Sunday, October 27, 2013
Turning Tragedy into a Positive..
For months after her 9-year-old son died in a bizarre car accident, Myra Dean remained in shock. She took a job in Saipan, a commonwealth of the United States in the Pacific Ocean, and had no idea what to do with her grief until she read about the Compassionate Friends group in a Guam newspaper. The newsletters she received from the organization of bereaved parents helped her understand that she was not alone and that she would be forever changed.
When the StoryCorps Airstream trailer came to Abilene this spring, Dean's boyfriend insisted they reserve a spot to record her story. Her emotional telling of the death of her son Rich struck StoryCorps producers enough that they edited the 40-minute session into a shorter feature that is tentatively scheduled to run on National Public Radio's Morning Edition at 5:30 and 7:30 a.m. Friday.
"It's very raw. She talks about how painful it is. She talks about her feelings, about God and about how she overcame this over time. A bereaved parent is always a bereaved parent. The pain never leaves you," said Gary Jamison, Dean's boyfriend, who conducted the interview in March.
"It comes across on the (recording). It speaks to you; it pulls at your heartstrings."
While living in Kansas City, Kan., 31 years ago, Dean separated from her husband and moved into a home on a quiet street with her son. He was riding his bicycle one Friday evening in May when Dean was preparing to spend a night out with friends. When she went to pick up the baby sitter two blocks away, she left Rich riding his bicycle with his friend, telling him to watch for cars.
Returning, she saw a crowd near Rich's friend's house and an ambulance. Immediately, she knew it was her son. "Some people don't believe that you can know that," she said in her StoryCorps interview. "I don't know if it's the tie between a mother and children, or me and Rich in particular, but I knew."
Rich had been playing in the yard, watching the sunset, when an out-of-control car flipped over the hedge and landed on Rich and his friend. The friend was unscathed. Rich was crushed.
Her father died later that summer, and Dean felt amazed that no one understood her pain.
"Expectations are that in a year, you'll be better. But after the first year, the shock is just wearing off," she told the Reporter-News. "After that is the real roller-coaster ride."
Years later, after founding the first Compassionate Friends chapter in Abilene, she began speaking each semester to an Abilene Christian University class on death and dying. She tried to help the students empathize with a parent who has lost a child.
"When you lose your child, that was your future. ... Even genetically, I was a part of my parents, but they were not a part of me," she said in the interview. "Richard was genetically, physically part of me. And when I talk I always try to find ways to explain to people about the pain, and I say it's as if you've had an invisible amputation." "At some point you get over the pity and say, 'This is life.'"
Jamison heard her speak last fall and encouraged her to write a book or tell the story to other bereaved parents. Then he scheduled the time with StoryCorps. Dean said her life is "like a soap opera." She also has survived kidney cancer and bears an S-shaped scar from the surgery.

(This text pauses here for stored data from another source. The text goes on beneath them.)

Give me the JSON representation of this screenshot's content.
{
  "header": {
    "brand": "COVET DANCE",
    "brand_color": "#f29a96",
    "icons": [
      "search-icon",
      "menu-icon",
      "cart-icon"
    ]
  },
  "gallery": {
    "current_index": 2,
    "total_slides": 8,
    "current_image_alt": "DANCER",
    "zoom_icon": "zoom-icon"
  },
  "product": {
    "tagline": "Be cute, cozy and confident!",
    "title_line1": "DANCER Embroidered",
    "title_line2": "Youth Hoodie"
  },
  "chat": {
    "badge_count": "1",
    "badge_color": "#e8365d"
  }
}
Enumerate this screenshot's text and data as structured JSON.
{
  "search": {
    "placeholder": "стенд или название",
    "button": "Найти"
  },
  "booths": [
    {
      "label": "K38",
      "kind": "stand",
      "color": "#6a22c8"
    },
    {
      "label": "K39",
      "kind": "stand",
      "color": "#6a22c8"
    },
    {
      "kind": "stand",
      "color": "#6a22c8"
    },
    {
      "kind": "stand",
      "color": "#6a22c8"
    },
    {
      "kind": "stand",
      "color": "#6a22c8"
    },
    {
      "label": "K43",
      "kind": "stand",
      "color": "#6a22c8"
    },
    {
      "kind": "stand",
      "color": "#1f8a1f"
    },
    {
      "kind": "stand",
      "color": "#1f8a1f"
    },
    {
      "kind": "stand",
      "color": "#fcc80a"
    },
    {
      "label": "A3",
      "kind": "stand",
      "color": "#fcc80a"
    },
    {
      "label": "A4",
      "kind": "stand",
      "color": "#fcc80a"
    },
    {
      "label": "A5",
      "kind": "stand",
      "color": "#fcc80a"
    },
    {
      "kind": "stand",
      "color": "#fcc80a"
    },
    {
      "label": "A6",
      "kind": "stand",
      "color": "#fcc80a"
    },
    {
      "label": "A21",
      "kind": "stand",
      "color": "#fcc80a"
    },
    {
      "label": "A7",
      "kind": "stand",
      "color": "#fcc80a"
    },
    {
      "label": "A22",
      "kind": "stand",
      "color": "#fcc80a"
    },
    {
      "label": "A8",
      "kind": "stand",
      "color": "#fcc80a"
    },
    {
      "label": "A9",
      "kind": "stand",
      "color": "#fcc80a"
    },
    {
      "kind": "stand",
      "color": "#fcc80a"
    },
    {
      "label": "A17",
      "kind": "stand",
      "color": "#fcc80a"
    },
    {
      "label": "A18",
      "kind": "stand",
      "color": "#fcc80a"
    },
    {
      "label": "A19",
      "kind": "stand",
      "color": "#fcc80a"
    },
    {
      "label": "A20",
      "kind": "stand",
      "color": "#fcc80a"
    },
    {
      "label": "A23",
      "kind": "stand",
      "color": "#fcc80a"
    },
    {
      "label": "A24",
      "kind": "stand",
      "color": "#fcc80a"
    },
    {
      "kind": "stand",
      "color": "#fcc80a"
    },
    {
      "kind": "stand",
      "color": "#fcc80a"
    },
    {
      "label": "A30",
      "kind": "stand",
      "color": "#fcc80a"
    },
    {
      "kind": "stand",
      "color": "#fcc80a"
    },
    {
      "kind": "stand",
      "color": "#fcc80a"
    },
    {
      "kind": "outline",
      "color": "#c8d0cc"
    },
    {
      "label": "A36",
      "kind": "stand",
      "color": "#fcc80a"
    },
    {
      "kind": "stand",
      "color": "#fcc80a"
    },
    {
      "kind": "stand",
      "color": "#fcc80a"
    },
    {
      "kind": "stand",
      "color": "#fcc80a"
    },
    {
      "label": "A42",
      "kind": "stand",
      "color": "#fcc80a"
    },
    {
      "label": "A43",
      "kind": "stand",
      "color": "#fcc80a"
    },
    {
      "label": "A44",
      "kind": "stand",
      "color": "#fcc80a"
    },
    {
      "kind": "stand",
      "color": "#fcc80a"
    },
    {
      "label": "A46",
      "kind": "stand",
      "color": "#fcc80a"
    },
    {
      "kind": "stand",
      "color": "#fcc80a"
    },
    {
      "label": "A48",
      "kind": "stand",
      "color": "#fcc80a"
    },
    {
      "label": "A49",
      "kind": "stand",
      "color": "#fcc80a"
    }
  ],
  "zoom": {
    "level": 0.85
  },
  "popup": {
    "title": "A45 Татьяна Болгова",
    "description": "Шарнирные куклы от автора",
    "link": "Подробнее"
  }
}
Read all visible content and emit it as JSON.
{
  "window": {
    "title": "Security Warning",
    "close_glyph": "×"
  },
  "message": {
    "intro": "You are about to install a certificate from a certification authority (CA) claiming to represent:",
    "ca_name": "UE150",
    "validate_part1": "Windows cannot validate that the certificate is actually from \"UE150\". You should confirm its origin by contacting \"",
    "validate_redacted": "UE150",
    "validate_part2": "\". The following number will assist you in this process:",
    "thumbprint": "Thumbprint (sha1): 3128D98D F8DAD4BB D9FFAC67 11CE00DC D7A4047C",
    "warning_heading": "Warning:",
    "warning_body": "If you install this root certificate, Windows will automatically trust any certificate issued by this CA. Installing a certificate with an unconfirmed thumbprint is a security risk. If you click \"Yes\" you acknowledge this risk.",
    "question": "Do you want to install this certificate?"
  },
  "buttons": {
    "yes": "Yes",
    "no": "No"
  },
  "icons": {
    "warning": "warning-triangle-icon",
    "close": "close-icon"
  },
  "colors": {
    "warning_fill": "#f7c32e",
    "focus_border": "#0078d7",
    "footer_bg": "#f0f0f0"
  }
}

Tuesday was the 31st anniversary of Rich's death. For years, she remembered him painfully, but now she acknowledges the day. Now, Dean is the development director for KACU, Abilene's NPR station at ACU. Next to her desk is a framed drawing by Rich of an ocean scene with blue whales and men swimming with tridents.
Rich's death changed her life. She said she knows she will never "get over" his death, but she has learned to live with his memory.